What they have in common is that, whatever the problems, they see Islam as the answer. Why have things gone so wrong for Muslim communities? Could it be because they have not properly submitted to God? Do their people lack provisions? Surely God will provide for them if they follow His law correctly!  What about ethnicity? On the one hand, Islam is often central to their ethnic identity: on the other hand, problems can be solved by seeing the Muslim Ummah as the key loyalty. What political model should they follow? When all the worldly options are so obviously failing, surely a return to Shari’ah and to the models of the Golden Age of Islam should be attempted. And what about land?  Might it be that an Islamic view of all land as God’s land could cut the tangled Gordian knots produced by the ‘nation state’ divisions which cut across traditional ethnicity and territory?

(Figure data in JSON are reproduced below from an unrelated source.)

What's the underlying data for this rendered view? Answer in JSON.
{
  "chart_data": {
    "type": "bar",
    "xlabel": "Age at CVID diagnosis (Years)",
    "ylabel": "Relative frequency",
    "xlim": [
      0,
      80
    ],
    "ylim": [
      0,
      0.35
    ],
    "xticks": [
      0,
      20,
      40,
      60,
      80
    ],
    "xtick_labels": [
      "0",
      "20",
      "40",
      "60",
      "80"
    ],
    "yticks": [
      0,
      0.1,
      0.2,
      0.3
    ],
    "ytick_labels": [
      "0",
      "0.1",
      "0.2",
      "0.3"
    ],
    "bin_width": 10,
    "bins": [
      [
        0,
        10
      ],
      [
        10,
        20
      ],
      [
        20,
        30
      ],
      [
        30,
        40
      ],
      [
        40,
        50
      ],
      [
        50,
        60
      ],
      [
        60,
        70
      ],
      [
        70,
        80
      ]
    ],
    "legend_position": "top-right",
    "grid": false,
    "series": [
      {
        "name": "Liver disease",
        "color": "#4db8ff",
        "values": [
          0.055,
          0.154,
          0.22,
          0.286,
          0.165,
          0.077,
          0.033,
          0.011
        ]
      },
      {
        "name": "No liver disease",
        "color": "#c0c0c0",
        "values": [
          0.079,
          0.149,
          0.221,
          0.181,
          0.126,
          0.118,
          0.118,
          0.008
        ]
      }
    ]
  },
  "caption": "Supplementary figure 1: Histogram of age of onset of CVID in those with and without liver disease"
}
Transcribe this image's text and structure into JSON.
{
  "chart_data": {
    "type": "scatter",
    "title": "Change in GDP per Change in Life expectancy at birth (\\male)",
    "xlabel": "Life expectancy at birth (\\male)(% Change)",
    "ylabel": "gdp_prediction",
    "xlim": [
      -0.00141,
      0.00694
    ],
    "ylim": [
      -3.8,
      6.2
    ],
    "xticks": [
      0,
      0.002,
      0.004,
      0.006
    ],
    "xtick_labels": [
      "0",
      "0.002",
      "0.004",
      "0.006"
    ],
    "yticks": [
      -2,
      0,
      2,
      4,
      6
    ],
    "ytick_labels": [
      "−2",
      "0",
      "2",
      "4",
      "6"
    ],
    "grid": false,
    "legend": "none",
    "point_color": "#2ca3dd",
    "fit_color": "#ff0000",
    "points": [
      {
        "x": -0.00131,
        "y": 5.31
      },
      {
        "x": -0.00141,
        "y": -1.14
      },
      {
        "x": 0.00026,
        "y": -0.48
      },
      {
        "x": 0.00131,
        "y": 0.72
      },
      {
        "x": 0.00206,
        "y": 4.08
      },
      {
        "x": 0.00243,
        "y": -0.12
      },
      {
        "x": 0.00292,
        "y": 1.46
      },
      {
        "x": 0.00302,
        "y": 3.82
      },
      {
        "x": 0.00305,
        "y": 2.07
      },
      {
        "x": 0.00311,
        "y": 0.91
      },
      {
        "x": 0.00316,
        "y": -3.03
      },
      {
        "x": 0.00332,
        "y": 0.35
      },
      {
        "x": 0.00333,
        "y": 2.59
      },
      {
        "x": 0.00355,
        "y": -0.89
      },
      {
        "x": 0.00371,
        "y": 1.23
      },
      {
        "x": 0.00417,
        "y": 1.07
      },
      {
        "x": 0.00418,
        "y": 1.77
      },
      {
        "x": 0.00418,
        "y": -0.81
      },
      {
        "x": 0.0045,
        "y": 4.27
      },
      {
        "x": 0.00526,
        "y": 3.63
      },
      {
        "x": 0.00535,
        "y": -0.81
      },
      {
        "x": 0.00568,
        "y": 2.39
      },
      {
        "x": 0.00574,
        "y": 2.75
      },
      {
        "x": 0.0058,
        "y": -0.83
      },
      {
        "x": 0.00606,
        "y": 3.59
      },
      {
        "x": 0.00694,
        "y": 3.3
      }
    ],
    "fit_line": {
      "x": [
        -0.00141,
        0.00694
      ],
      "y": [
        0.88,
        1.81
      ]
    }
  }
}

That Muslims should see Islam as the answer is not surprising. Religious believers of all sorts believe that following their faith properly is the answer to their perceived problems. The Muslims cited by Azumah who oppose the violent movements, also see Islam as the answer—that is, they see their own interpretation of Islam as the corrective answer to the problems posed by the violent Jihadis. They are also likely to see Islam as the answer to other problems facing them and their societies.

Azumah reminds us of the ‘Golden Rule’ of the Messiah, Jesus, and leaves us wondering just how we are to apply it. How far should Christians align themselves with the many Muslims who see resources for peace within Islam? How much do we know about the history of Christian violence towards Muslims, and how far should we align ourselves with current politics which sees violence as a solution to violence? Can we begin to understand the problems for which such groups as ISIS and Boko Haram are trying to provide a solution? What might be effective just and compassionate responses to those problems? What part might we have in promoting those responses?

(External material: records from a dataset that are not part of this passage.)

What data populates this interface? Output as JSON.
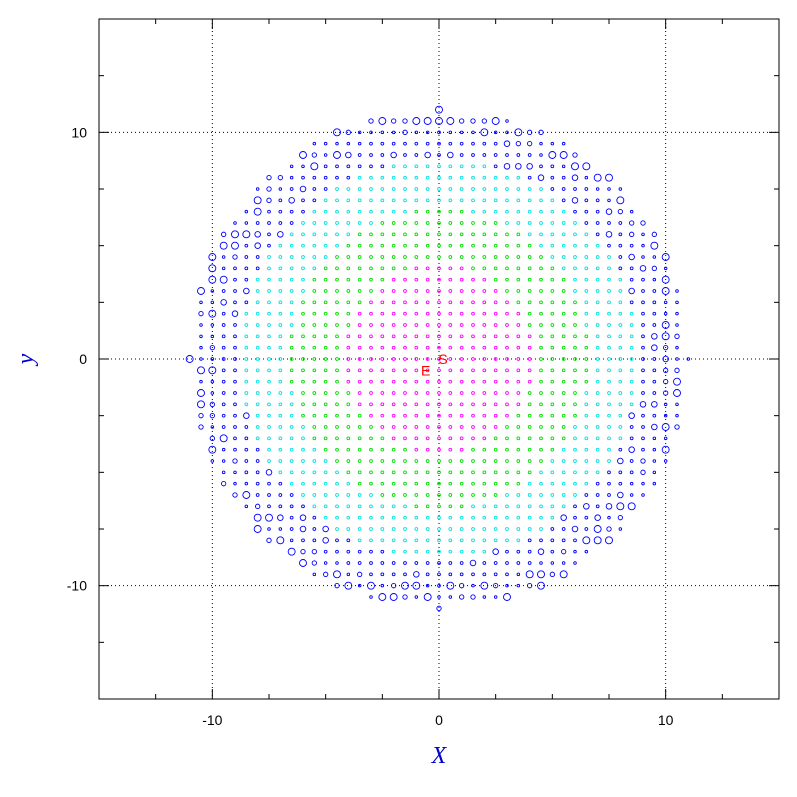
{
  "chart_data": {
    "type": "scatter",
    "xlabel": "X",
    "ylabel": "y",
    "xlim": [
      -15,
      15
    ],
    "ylim": [
      -15,
      15
    ],
    "x_ticks": [
      -10,
      0,
      10
    ],
    "y_ticks": [
      -10,
      0,
      10
    ],
    "x_tick_labels": [
      "-10",
      "0",
      "10"
    ],
    "y_tick_labels": [
      "-10",
      "0",
      "10"
    ],
    "grid": "dotted lines at -10, 0, 10",
    "grid_spacing": 0.5,
    "disk_radius": 11,
    "disk_center": [
      0,
      0
    ],
    "ring_series": [
      {
        "color": "#ff00ff",
        "r_min": 0,
        "r_max": 4.2
      },
      {
        "color": "#00dd00",
        "r_min": 4.2,
        "r_max": 6.6
      },
      {
        "color": "#00e0e0",
        "r_min": 6.6,
        "r_max": 8.8
      },
      {
        "color": "#0000ff",
        "r_min": 8.8,
        "r_max": 11
      }
    ],
    "center_markers": [
      {
        "label": "S",
        "x": 0,
        "y": 0,
        "color": "#ff0000"
      },
      {
        "label": "E",
        "x": -0.5,
        "y": -0.5,
        "color": "#ff0000"
      }
    ],
    "axis_label_color": "#0000cc"
  }
}
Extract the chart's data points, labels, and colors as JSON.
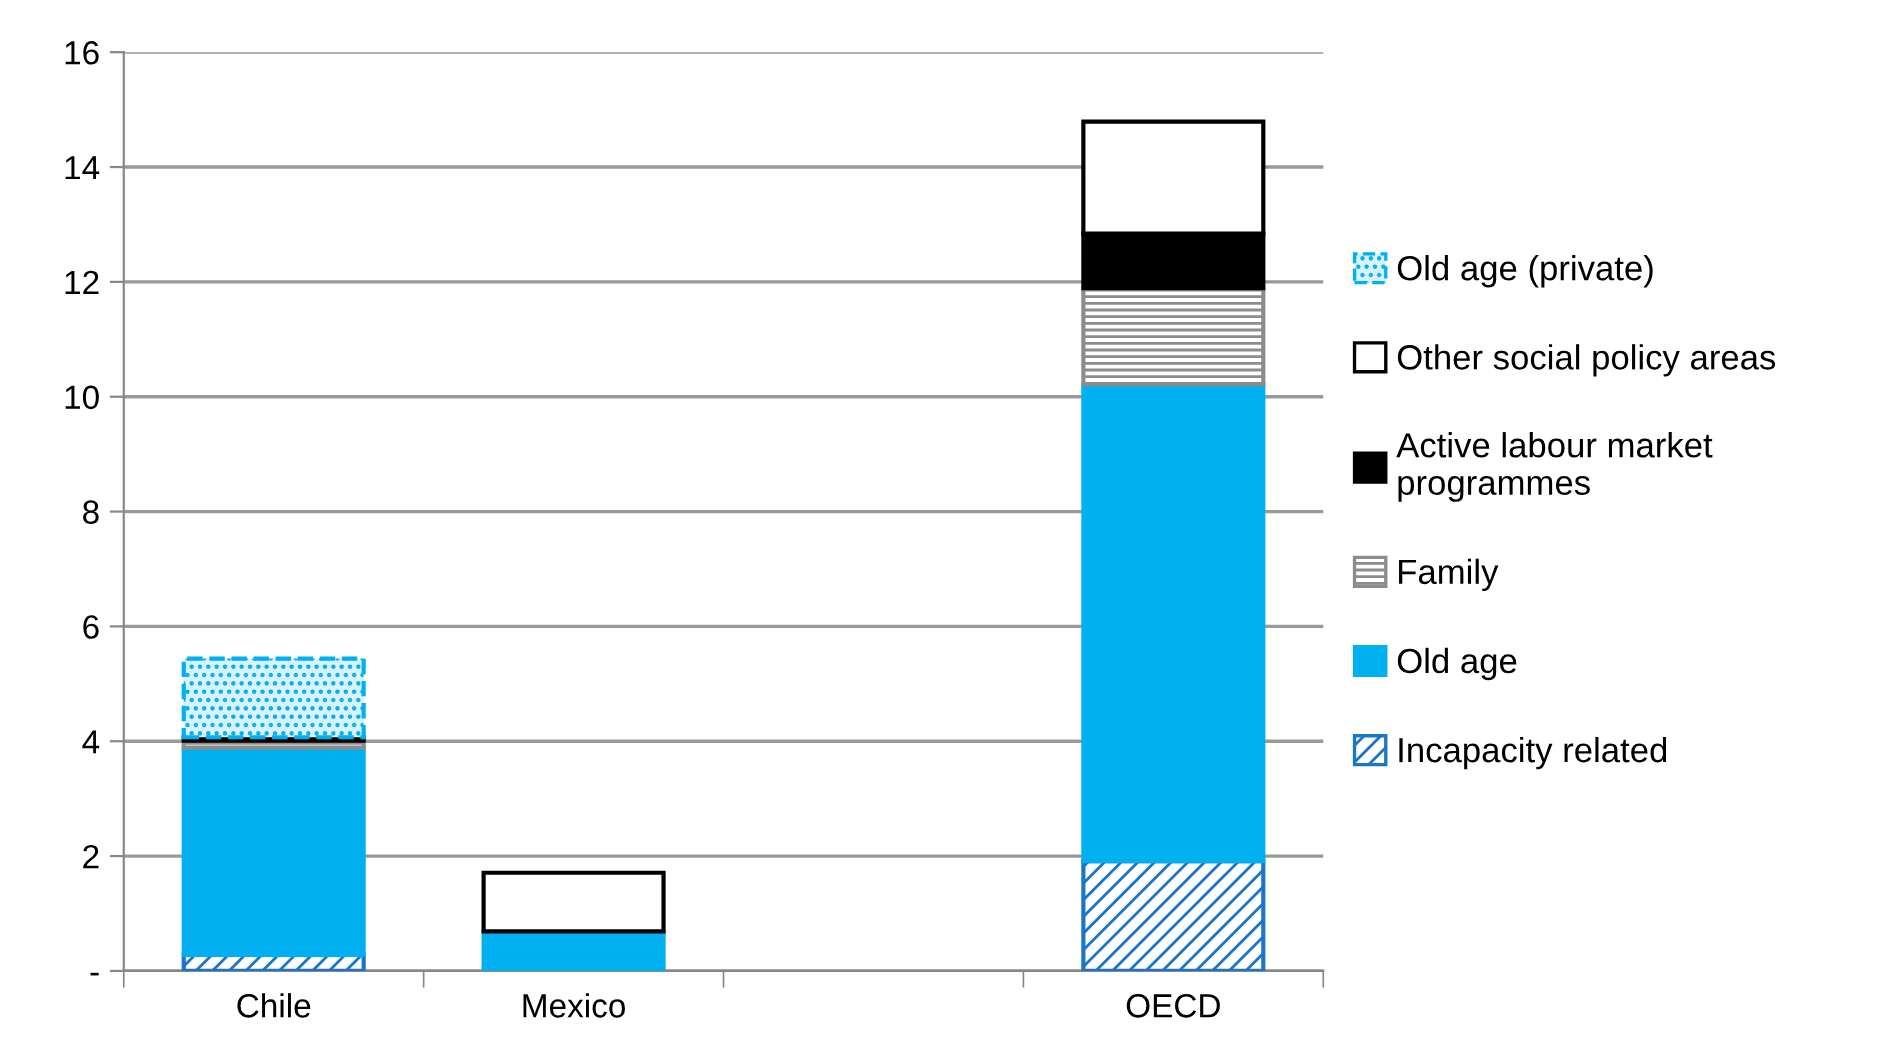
{
  "chart_data": {
    "type": "bar",
    "stacked": true,
    "categories": [
      "Chile",
      "Mexico",
      null,
      "OECD"
    ],
    "series": [
      {
        "name": "Incapacity related",
        "color": "#1b75c9",
        "values": [
          0.28,
          0,
          null,
          1.91
        ]
      },
      {
        "name": "Old age",
        "color": "#00b0f0",
        "values": [
          3.61,
          0.69,
          null,
          8.31
        ]
      },
      {
        "name": "Family",
        "color": "#8c8c8c",
        "values": [
          0.12,
          0,
          null,
          1.67
        ]
      },
      {
        "name": "Active labour market\nprogrammes",
        "color": "#000000",
        "values": [
          0.06,
          0,
          null,
          0.95
        ]
      },
      {
        "name": "Other social policy areas",
        "color": "#ffffff",
        "values": [
          0,
          1.02,
          null,
          1.95
        ]
      },
      {
        "name": "Old age (private)",
        "color": "#00b0f0",
        "values": [
          1.37,
          0,
          null,
          0
        ]
      }
    ],
    "ylim": [
      0,
      16
    ],
    "yticks": [
      {
        "value": 0,
        "label": "-"
      },
      2,
      4,
      6,
      8,
      10,
      12,
      14,
      16
    ],
    "grid": "y",
    "legend": "right"
  }
}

And can we offer an effective answer to the people in our Western contexts who might otherwise be drawn into violent jihad? To the disaffected boy who embraces Islam in a western prison as an escape from his addiction and criminality and/or a sublimation of his anger and violence? To the Muslim, whose response to the discrimination experienced by his family, is to declare war on the nation in which he grew up? To the youths who want a worthwhile cause to fight for? To a generation of Muslims who are trying to move from the popular and cultural religion of their parents to a 21st century faith? Do we really believe that the Gospel is the answer to both our own perceived problems and to theirs? Is the way of the Messiah sufficient?

Endnotes

[i][i] See, for example, G. Wenham, Genesis 1-15, Word Biblical Commentaries vol. 1, Waco: Word Books, 1987, pp234-246.

[ii] I. Glaser, The Bible and Other Faiths: what does the Lord require of us?, Downers Grove: IVP, 2005, chapter 7.

[iii] There is a difference here between the Qur’anic understanding of God as omniscient and omnipresent and the Biblical idea of the specific presence of God in theophanies, in glory, in the Messiah and in the Holy Spirit. See my Thinking Biblically about Islam, Langham, 2016. Note also that there are variant views within Islam, not least in various Sufi understandings of experience of the divine.

[iv] This is made explicit in Guibert of Nogent’s (1055-1124) Gesta Dei per francos. For a full exploration of how the Joshua conquest inspired this massacre, see C. Hofreiter, Making Sense of Old Testament Genocide:  Christian interpretations of herem passages, Oxford University Press, 2018, pp 170-182.